The Importance of Being English: A Look at French and Latin Loanwords in English

By Hjördís Elma Jóhannsdóttir

BA Thesis, University of Iceland, 2011

Introduction: When people study the social history of England, they realize that after the battle of Hastings, in 1066, not all classes spoke English. For many years England was under French rule and the upper classes were French and spoke only French. English became the language of the lower classes, the servants and farmers. This meant that the farmer who brought the meat and wheat to the manor spoke English, but the residents of the manor, who ate the food, spoke French. Those who made the decisions spoke French, but those who executed their will most likely spoke English. The Church used Latin and the courts of law used French. What influences did that have on the English spoken in England? Those who study English language history see that English is of a Germanic root, but it is littered with French and Latin (L.) loanwords. When languages coexist for such a long time as French, Latin and English did in England, transference of words is inevitable. Since English was the language of the lower classes, often the Old English (O.E.) word would be pushed out of the language in favour of either a Latin or French loanword. But in some cases the O.E. word still stands proud side by side with either a Latin or French word. And sometimes the O.E. word stands next to words from both languages. Those cases are very interesting, and raise the question of why the language needs so many versions of the same word. Have all these words kept their original meaning or has it changed in any way? In this essay my plan is to look at some of those pairings and see when the loanword found its way into English and how and if either word has changed its meaning.

The question might arise why and how all these words came into English then you will have to take a look at the social history of England. In 1066 the battle of Hastings resulted in a Norman conquest over England and the Duke of Normandy William II took over the reign over England from King Harold II and became King William I. With a French King came a French court and French nobility. Many of the English upper class had been killed in the Battle of Hastings and the rest was treated as traitors. Because of this most of the Old English nobility was wiped out.

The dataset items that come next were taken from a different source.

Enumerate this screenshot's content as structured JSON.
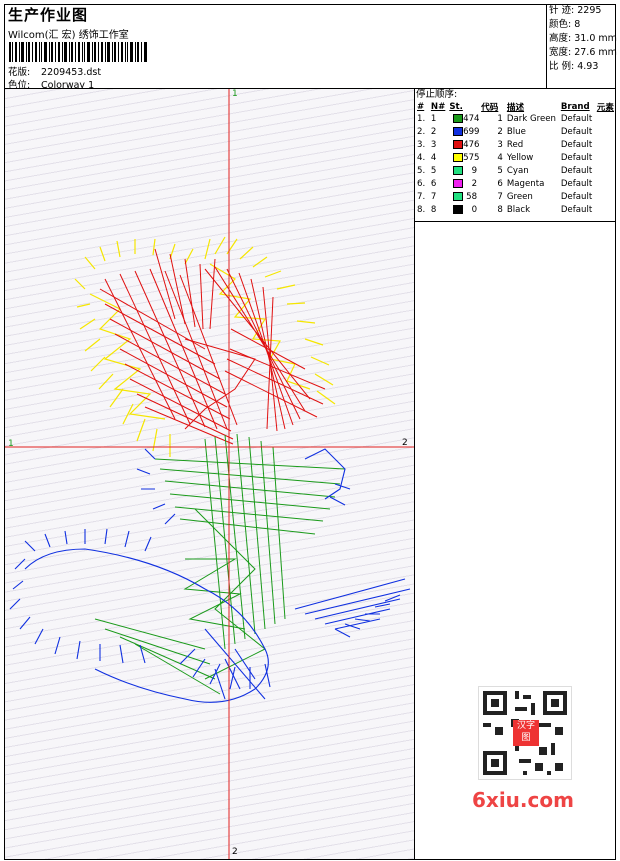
{
  "header": {
    "title": "生产作业图",
    "studio": "Wilcom(汇 宏) 绣饰工作室",
    "design_label": "花版:",
    "design_file": "2209453.dst",
    "colorway_label": "色位:",
    "colorway": "Colorway 1"
  },
  "stats": {
    "stitches": "针 迹: 2295",
    "colors": "颜色: 8",
    "height": "高度: 31.0 mm",
    "width": "宽度: 27.6 mm",
    "scale": "比 例: 4.93"
  },
  "stop_sequence": {
    "title": "停止顺序:",
    "headers": [
      "#",
      "N#",
      "St.",
      "代码",
      "描述",
      "Brand",
      "元素"
    ],
    "rows": [
      {
        "idx": "1.",
        "n": "1",
        "color": "#1a9a1a",
        "st": "474",
        "code": "1",
        "desc": "Dark Green",
        "brand": "Default"
      },
      {
        "idx": "2.",
        "n": "2",
        "color": "#1030e0",
        "st": "699",
        "code": "2",
        "desc": "Blue",
        "brand": "Default"
      },
      {
        "idx": "3.",
        "n": "3",
        "color": "#e01010",
        "st": "476",
        "code": "3",
        "desc": "Red",
        "brand": "Default"
      },
      {
        "idx": "4.",
        "n": "4",
        "color": "#ffff00",
        "st": "575",
        "code": "4",
        "desc": "Yellow",
        "brand": "Default"
      },
      {
        "idx": "5.",
        "n": "5",
        "color": "#20e080",
        "st": "9",
        "code": "5",
        "desc": "Cyan",
        "brand": "Default"
      },
      {
        "idx": "6.",
        "n": "6",
        "color": "#f020f0",
        "st": "2",
        "code": "6",
        "desc": "Magenta",
        "brand": "Default"
      },
      {
        "idx": "7.",
        "n": "7",
        "color": "#20e080",
        "st": "58",
        "code": "7",
        "desc": "Green",
        "brand": "Default"
      },
      {
        "idx": "8.",
        "n": "8",
        "color": "#000000",
        "st": "0",
        "code": "8",
        "desc": "Black",
        "brand": "Default"
      }
    ]
  },
  "axes": {
    "top_marker": "1",
    "bottom_marker": "2",
    "left_marker": "1",
    "right_marker": "2"
  },
  "watermark": {
    "text": "6xiu.com",
    "seal": "汉字图"
  }
}
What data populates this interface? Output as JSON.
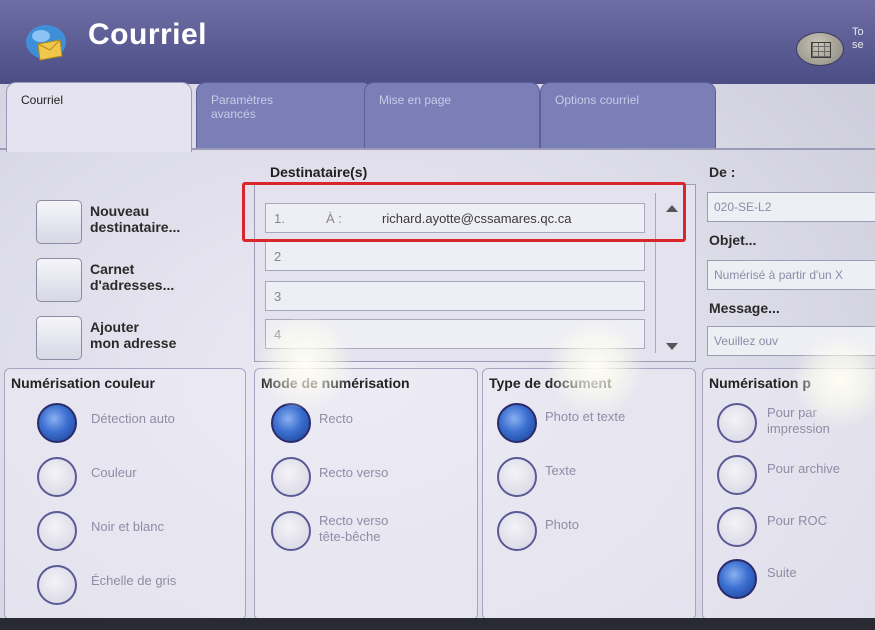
{
  "header": {
    "title": "Courriel",
    "cut_text": "To\nse"
  },
  "tabs": [
    {
      "label": "Courriel"
    },
    {
      "label": "Paramètres\navancés"
    },
    {
      "label": "Mise en page"
    },
    {
      "label": "Options courriel"
    }
  ],
  "left_buttons": [
    {
      "label": "Nouveau\ndestinataire..."
    },
    {
      "label": "Carnet\nd'adresses..."
    },
    {
      "label": "Ajouter\nmon adresse"
    }
  ],
  "recipients": {
    "title": "Destinataire(s)",
    "rows": [
      {
        "num": "1.",
        "prefix": "À :",
        "address": "richard.ayotte@cssamares.qc.ca"
      },
      {
        "num": "2",
        "prefix": "",
        "address": ""
      },
      {
        "num": "3",
        "prefix": "",
        "address": ""
      },
      {
        "num": "4",
        "prefix": "",
        "address": ""
      }
    ]
  },
  "right_panel": {
    "from_label": "De :",
    "from_value": "020-SE-L2",
    "subject_label": "Objet...",
    "subject_value": "Numérisé à partir d'un X",
    "message_label": "Message...",
    "message_value": "Veuillez ouv"
  },
  "groups": {
    "color": {
      "title": "Numérisation couleur",
      "options": [
        {
          "label": "Détection auto",
          "selected": true
        },
        {
          "label": "Couleur",
          "selected": false
        },
        {
          "label": "Noir et blanc",
          "selected": false
        },
        {
          "label": "Échelle de gris",
          "selected": false
        }
      ]
    },
    "sides": {
      "title": "Mode de numérisation",
      "options": [
        {
          "label": "Recto",
          "selected": true
        },
        {
          "label": "Recto verso",
          "selected": false
        },
        {
          "label": "Recto verso\ntête-bêche",
          "selected": false
        }
      ]
    },
    "doctype": {
      "title": "Type de document",
      "options": [
        {
          "label": "Photo et texte",
          "selected": true
        },
        {
          "label": "Texte",
          "selected": false
        },
        {
          "label": "Photo",
          "selected": false
        }
      ]
    },
    "preset": {
      "title": "Numérisation p",
      "options": [
        {
          "label": "Pour par\nimpression",
          "selected": false
        },
        {
          "label": "Pour archive",
          "selected": false
        },
        {
          "label": "Pour ROC",
          "selected": false
        },
        {
          "label": "Suite",
          "selected": true
        }
      ]
    }
  },
  "colors": {
    "header": "#5a5a92",
    "selected_radio": "#3b6fd0",
    "highlight": "#d8262b"
  },
  "icons": [
    "email-app-icon",
    "keypad-icon",
    "scroll-up-icon",
    "scroll-down-icon"
  ]
}
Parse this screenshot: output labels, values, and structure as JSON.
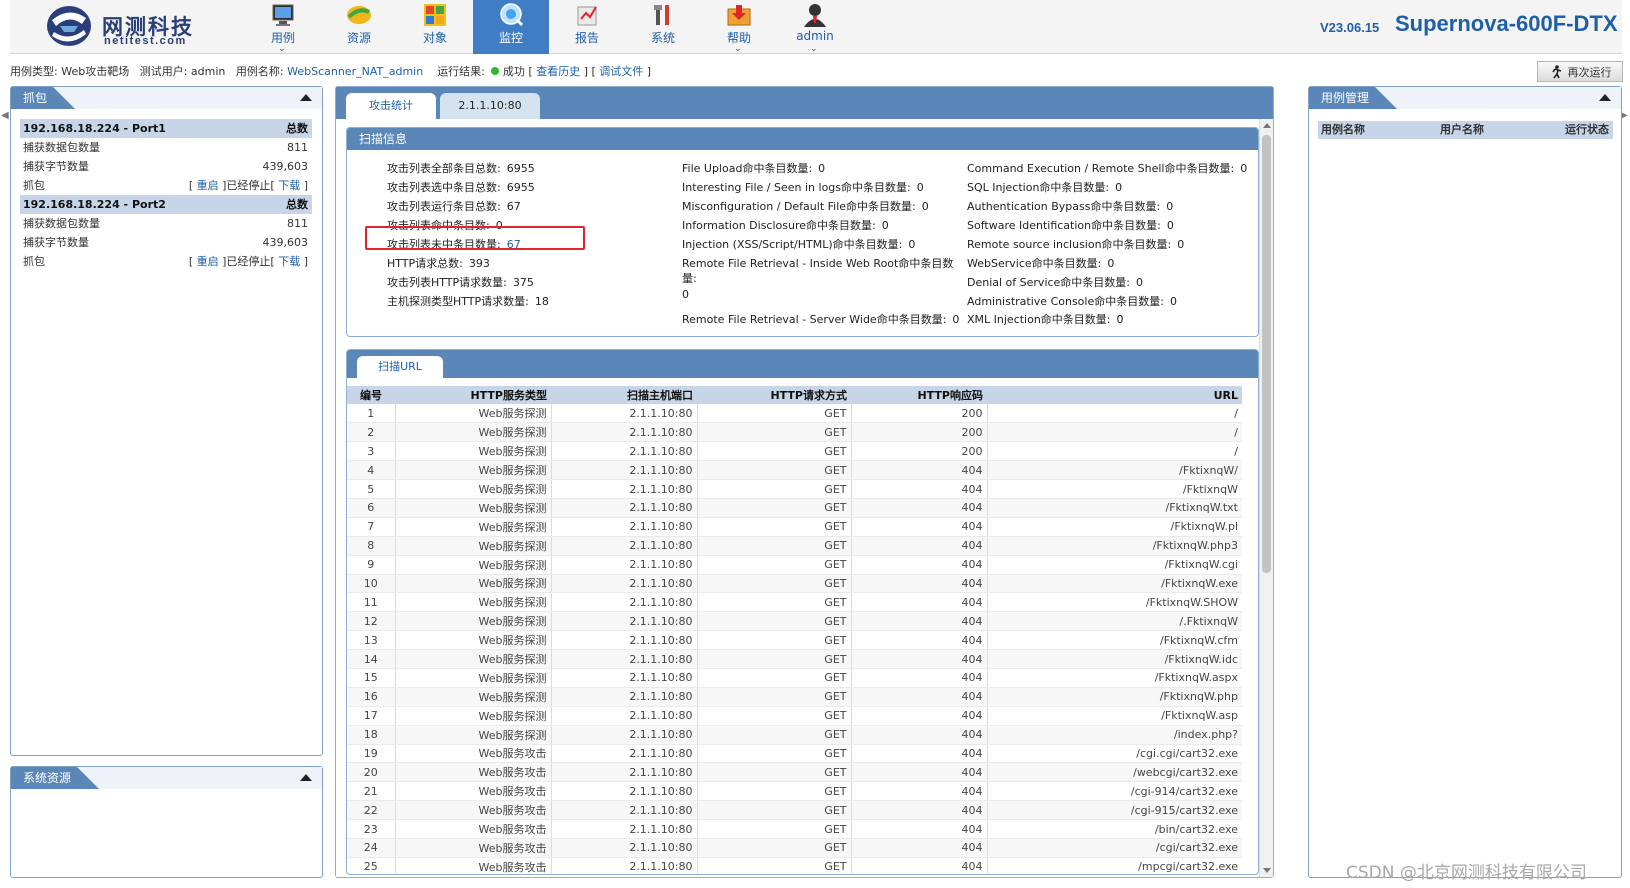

In the Church much of the same happened as in the court. Gradually all important positions were filled with Norman prelates. The English were allowed to hold their positions, but as soon as someone died or was deprived their positions were filled by foreigners.

The main difference in those who spoke English and those who spoke French became more of a social standing rather than ethnicity. The upper classes spoke French while English was the language of the masses. So much did the upper class speak French that the literature produced for the upper class was written in French.